WWW2025

MerKury: Adaptive Resource Allocation to Enhance the Kubernetes Performance for Large-Scale Clusters

Jiayin Luo, Xinkui Zhao, Yuxin Ma, Shengye Pang, Jianwei Yin

Abstract

As a prevalent paradigm of modern web applications, cloud computing has experienced a surge in adoption. The deployment of vast and various workloads encapsulated within containers has become ubiquitous across cloud platforms, imposing substantial demands on the supporting infrastructure. However, Kubernetes (k8s), the de-facto standard for container orchestration, struggles with low scheduling throughput and high latency in large-scale clusters. The primary challenges are identified as excessive loads of read requests and resource contention among co-located components.
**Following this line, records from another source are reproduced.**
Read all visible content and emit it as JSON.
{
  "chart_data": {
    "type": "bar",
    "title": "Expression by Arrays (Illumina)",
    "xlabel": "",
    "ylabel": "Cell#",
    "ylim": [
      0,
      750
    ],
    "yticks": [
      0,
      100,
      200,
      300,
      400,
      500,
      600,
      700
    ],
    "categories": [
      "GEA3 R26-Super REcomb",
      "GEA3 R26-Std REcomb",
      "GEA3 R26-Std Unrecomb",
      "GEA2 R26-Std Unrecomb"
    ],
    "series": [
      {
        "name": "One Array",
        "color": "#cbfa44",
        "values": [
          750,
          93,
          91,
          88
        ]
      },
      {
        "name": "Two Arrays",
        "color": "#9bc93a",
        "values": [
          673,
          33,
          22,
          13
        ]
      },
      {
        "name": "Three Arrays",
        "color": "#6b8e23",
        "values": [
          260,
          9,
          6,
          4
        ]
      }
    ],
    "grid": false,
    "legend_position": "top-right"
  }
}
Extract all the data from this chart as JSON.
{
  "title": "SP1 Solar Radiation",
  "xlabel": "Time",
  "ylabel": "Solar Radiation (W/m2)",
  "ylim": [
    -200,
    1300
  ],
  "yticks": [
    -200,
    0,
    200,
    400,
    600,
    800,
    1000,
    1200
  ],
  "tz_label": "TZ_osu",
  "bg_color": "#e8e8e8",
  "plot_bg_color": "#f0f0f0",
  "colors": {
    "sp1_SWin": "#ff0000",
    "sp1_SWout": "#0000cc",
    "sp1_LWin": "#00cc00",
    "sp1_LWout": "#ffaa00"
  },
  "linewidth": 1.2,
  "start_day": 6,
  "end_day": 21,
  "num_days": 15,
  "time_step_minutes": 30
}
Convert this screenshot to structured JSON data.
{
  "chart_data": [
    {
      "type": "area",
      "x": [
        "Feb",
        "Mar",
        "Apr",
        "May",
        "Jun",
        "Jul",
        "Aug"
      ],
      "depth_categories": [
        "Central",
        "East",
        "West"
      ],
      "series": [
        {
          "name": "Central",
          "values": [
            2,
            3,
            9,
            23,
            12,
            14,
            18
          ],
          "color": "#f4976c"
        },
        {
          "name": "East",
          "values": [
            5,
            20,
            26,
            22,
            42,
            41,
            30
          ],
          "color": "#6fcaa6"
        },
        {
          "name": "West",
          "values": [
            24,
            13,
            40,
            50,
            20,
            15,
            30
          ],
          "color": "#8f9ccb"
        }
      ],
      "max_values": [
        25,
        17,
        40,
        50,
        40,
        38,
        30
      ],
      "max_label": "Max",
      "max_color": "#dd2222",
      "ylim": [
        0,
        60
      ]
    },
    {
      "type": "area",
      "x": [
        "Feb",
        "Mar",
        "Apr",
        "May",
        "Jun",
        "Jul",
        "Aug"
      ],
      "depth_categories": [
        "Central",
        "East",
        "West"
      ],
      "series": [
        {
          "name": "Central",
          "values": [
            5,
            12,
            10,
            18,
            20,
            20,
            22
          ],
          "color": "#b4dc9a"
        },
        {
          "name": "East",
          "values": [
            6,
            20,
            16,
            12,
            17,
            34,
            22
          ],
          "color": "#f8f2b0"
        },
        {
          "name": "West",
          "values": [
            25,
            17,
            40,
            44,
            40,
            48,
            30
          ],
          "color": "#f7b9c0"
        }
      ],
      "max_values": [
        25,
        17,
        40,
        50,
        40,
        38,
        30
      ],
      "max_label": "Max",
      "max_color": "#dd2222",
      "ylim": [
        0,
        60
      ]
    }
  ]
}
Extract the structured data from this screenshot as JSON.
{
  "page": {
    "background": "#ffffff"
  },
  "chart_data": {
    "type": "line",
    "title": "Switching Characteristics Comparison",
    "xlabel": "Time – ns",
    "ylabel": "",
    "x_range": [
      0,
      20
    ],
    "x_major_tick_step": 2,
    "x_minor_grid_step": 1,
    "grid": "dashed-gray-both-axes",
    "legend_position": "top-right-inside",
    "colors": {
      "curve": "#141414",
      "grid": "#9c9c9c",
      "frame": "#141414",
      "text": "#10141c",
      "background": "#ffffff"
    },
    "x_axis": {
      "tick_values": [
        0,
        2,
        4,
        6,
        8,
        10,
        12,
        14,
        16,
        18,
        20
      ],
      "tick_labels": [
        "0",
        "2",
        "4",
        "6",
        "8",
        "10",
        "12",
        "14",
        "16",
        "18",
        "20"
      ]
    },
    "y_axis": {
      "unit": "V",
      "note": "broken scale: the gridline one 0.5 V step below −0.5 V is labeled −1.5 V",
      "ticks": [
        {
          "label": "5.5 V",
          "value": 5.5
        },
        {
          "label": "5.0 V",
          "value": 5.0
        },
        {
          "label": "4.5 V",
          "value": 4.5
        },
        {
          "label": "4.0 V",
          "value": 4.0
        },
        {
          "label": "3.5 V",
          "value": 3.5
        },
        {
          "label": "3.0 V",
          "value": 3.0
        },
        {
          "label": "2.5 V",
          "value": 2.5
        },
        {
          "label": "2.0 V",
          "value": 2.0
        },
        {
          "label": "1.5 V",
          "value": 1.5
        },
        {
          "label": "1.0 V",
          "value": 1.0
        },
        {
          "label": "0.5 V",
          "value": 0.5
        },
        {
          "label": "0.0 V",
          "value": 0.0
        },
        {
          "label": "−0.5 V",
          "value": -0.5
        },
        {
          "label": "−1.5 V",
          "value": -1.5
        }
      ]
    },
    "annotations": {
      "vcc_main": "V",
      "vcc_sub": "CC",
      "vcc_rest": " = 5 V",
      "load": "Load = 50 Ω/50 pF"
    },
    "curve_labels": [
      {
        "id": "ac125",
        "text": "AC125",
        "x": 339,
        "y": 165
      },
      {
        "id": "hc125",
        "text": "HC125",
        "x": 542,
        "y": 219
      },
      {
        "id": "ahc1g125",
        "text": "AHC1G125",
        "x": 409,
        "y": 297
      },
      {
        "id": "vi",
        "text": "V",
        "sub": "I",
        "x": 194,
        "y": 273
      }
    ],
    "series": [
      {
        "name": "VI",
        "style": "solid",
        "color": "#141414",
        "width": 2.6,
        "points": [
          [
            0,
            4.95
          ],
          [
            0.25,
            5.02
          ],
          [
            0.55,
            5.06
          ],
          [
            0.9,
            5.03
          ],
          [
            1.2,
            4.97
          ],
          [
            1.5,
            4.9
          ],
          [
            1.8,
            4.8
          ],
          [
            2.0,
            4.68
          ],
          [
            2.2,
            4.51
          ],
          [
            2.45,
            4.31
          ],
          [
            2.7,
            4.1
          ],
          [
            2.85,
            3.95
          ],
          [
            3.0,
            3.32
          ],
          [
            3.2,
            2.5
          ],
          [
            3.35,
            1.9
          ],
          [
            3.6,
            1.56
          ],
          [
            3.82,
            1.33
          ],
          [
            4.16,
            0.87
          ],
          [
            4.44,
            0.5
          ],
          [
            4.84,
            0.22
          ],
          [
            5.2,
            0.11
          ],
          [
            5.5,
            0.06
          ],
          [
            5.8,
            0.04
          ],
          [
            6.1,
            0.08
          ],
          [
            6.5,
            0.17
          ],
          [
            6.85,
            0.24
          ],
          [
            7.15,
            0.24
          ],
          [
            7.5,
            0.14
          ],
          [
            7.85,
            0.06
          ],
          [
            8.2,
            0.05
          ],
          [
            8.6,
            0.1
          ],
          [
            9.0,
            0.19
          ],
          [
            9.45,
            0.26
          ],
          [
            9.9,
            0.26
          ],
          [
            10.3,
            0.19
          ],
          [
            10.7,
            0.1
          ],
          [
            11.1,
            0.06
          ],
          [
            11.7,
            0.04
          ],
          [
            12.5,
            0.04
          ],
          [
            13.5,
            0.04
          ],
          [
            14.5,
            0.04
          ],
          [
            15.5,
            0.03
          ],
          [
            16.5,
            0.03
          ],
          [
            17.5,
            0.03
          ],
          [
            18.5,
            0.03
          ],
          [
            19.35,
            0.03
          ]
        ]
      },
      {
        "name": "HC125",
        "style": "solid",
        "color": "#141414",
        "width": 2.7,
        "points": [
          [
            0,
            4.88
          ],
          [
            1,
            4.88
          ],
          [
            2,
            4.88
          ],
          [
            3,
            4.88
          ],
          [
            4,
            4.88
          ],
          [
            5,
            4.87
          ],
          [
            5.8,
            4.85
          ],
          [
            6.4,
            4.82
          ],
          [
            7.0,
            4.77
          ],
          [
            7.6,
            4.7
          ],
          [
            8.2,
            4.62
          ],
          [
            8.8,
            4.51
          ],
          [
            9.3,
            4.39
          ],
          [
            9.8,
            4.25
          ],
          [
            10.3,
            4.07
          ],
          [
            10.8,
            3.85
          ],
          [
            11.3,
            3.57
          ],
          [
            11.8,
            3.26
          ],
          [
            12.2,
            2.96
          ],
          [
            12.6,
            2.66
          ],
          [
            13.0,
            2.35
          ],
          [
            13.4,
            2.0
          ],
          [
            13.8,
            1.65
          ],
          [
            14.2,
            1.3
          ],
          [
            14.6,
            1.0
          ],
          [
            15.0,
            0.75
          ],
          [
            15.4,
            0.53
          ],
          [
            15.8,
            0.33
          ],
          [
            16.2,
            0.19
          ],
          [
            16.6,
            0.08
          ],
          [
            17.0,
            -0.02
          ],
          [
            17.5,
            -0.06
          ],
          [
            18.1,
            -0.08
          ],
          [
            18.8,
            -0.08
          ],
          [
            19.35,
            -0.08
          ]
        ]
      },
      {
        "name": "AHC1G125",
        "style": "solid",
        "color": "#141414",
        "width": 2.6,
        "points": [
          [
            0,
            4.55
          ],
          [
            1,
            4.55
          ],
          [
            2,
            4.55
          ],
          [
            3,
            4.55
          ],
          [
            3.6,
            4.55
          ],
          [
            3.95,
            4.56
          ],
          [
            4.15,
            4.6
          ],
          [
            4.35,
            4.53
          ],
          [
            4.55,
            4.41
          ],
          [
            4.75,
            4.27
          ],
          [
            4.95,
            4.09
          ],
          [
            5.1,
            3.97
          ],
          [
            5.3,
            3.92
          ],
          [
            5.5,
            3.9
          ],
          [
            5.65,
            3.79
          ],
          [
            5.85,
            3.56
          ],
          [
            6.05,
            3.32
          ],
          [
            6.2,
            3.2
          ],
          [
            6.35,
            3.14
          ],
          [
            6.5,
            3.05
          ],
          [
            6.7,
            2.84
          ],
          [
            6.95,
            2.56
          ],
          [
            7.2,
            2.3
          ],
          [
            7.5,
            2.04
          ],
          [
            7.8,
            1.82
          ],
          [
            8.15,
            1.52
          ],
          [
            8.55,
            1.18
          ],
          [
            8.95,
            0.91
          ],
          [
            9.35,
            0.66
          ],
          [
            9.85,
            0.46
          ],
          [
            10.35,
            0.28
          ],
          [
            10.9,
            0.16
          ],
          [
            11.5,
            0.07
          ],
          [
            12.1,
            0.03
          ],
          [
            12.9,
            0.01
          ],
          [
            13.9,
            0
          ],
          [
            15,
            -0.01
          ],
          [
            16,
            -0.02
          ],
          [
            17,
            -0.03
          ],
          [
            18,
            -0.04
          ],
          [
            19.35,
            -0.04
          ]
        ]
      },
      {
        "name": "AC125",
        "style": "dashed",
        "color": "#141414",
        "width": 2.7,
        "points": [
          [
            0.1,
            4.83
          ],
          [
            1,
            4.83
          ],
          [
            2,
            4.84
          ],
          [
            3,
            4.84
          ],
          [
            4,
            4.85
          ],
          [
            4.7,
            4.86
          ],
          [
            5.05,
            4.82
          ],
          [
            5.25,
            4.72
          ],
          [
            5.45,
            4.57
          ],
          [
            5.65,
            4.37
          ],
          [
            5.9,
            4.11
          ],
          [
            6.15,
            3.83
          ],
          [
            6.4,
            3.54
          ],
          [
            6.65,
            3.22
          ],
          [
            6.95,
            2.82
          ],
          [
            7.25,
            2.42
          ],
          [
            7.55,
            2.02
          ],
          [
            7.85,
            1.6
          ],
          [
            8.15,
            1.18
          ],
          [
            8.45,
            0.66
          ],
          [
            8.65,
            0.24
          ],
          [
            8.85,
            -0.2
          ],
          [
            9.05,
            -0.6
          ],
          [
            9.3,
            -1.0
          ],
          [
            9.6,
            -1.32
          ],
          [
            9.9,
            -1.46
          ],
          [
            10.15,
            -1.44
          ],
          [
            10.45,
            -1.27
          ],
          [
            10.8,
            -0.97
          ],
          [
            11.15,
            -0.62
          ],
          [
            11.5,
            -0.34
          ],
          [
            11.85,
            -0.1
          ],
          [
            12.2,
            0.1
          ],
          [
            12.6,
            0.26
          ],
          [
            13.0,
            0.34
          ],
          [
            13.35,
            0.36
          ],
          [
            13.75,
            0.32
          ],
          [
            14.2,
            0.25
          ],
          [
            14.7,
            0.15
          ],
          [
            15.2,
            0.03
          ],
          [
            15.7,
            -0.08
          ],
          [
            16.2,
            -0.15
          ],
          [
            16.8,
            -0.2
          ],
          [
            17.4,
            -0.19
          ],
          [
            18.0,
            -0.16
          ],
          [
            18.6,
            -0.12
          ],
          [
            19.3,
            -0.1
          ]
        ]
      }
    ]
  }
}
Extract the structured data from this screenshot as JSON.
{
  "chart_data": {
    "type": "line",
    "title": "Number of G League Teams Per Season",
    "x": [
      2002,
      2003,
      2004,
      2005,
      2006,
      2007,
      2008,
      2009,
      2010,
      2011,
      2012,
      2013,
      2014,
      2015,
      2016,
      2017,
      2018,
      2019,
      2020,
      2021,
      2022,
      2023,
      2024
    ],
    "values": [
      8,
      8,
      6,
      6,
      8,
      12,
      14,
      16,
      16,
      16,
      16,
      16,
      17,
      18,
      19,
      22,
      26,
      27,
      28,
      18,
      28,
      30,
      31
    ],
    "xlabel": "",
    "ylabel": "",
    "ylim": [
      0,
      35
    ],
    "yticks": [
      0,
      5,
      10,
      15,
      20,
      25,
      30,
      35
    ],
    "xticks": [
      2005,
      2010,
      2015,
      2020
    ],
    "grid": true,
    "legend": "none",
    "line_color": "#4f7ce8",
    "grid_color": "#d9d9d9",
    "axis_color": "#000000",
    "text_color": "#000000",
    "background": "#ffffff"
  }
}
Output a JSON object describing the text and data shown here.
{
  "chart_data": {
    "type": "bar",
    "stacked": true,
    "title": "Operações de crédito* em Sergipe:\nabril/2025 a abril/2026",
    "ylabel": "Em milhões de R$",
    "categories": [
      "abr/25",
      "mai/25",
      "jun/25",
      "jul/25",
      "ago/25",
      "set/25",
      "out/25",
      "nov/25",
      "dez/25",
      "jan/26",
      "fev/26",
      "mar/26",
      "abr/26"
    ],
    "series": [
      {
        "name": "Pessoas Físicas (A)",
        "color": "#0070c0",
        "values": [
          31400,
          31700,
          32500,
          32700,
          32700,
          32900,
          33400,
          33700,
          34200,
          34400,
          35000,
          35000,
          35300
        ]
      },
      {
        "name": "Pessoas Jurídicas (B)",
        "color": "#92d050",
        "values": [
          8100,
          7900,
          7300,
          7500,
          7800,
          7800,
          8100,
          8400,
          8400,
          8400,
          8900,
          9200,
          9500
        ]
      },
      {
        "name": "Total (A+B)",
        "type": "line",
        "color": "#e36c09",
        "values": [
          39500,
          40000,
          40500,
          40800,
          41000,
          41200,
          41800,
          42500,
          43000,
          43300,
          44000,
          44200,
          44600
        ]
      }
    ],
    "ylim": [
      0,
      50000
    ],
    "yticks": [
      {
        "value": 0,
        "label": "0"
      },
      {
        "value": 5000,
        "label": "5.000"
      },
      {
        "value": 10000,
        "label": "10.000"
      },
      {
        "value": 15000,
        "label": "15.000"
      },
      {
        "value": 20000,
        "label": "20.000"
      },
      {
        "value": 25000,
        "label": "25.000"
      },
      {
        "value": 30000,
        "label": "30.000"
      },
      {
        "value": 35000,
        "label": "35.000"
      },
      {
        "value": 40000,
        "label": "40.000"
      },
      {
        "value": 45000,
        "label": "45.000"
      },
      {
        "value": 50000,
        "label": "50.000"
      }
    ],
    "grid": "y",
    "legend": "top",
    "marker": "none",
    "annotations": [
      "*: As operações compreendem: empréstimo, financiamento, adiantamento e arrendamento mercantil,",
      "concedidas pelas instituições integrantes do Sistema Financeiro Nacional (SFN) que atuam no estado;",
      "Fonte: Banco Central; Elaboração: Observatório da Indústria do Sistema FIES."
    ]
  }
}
In response to these challenges, in this paper, we present MerKury, a lightweight framework to enhance the Kubernetes performance for large-scale clusters. It employs a dual strategy: first, it preprocesses specific requests to alleviate unnecessary load, and second, it introduces an adaptive resource allocation algorithm to mitigate resource contention. Evaluations under different scenarios of varying cluster scale have demonstrated that MerKury notably augments cluster scheduling throughput up to 16.4× and reduces request latency by up to 39.3%, outperforming vanilla Kubernetes and baseline resource allocation methods. CCS CONCEPTS • Computer systems organization → Cloud computing.